His next interlude addresses the idea I mentioned early in this review: the impact of Tech on what we think, why we think it, and even how we think. He warns that just because it's technologically delivered doesn't mean that an idea isn't biased - deliberately or because the AI has been taught to "think that way." He addresses the fact that we have a world of information in our hands at all times, yet perhaps lack the ability to be discerning in ingesting it, careful about trusting it, and falling for our own natural propensity for confirmation bias.

"Race" is yet another problem many had thought we'd put to rest when a generation grew up working hard to see beyond the color of skin and into the "content of character," yet which remains a problem because, as he quotes one professor, "white people who are avowedly anti-racist may still be racist. It is just that they are racist in ways that they have not yet realized." He contends with the question of whether or not the race question can ever be fully settled to everyone's satisfaction, whether it's a "hardware or software" issue, and whether it's been adopted as a political football to keep tossing around to determine advantage and "right-think." Can someone who has lived as a person of one race even understand how it would feel to be another, and make just evaluation of the situation?

Murray's next interlude is perhaps his most powerful: Forgiveness. He writes: "...we have allowed ourselves no mechanisms for getting out of the situation technology has landed us in. It appears able to cause catastrophes but not to heal them, to wound but not to remedy." Technology, he said, has allowed for the "pure gold for a network addicted to shaming and schadenfreude. We all know the glee at watching someone fall from grace; the righteous feeling that can come with joining in the punishment of a transgressor." With the unmovable memory of the Internet, and the joint disdain of millions who "see" our errors, any hope for our sins being erased is lost - especially when groveling publicly seems to fail where private confession could once heal. Worse, we cannot really believe what we see with our eyes and hear with our ears, because technology has enabled a lie to live on as a truth.

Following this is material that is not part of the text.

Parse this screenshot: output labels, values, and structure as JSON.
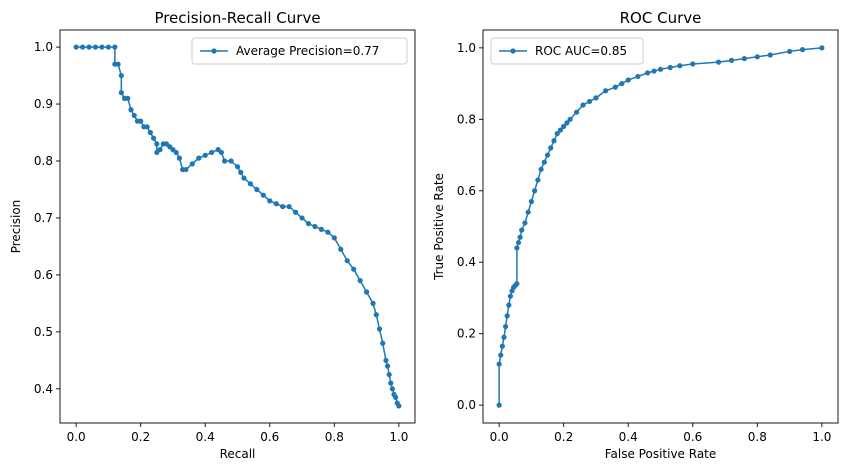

His final "difficult subject" is "Trans." In spite of what we think, sexual/gender ambiguity isn't something just invented. Murray goes back to Ovid, and the character Tiresias, who could shift between sexes, and reminds us of the many references throughout time and across cultures to those who are neither this nor that gender, but something in between. He then explores the difference between "intersex," a biological variant of XX/XY, and the decision to adjust one's biology to conform to one's sense of oneself. And he raises the issue of how feminism deals with the question of - again - hardware vs. software, and what it means to be "male" and "female." If there is nothing unique about the experience of being female or male, then why the need to change into the "other," and what becomes of the wrongs done in the name of gender?

Murray ends with a thoughtful Conclusion. Nothing is tied up neatly with a bow; he doesn't have a prescription for solving these complex and confounding problems - other than urging compassion. He does offer his own way of approaching, if not fixing, issues that are big and made bigger by the constant angry discussion-for-discussion's-sake surrounding each of them. Perhaps the wisest insight he offers is under the heading "Recognize Where We May Be Going." Looking ahead is always wise counsel before setting out on any journey.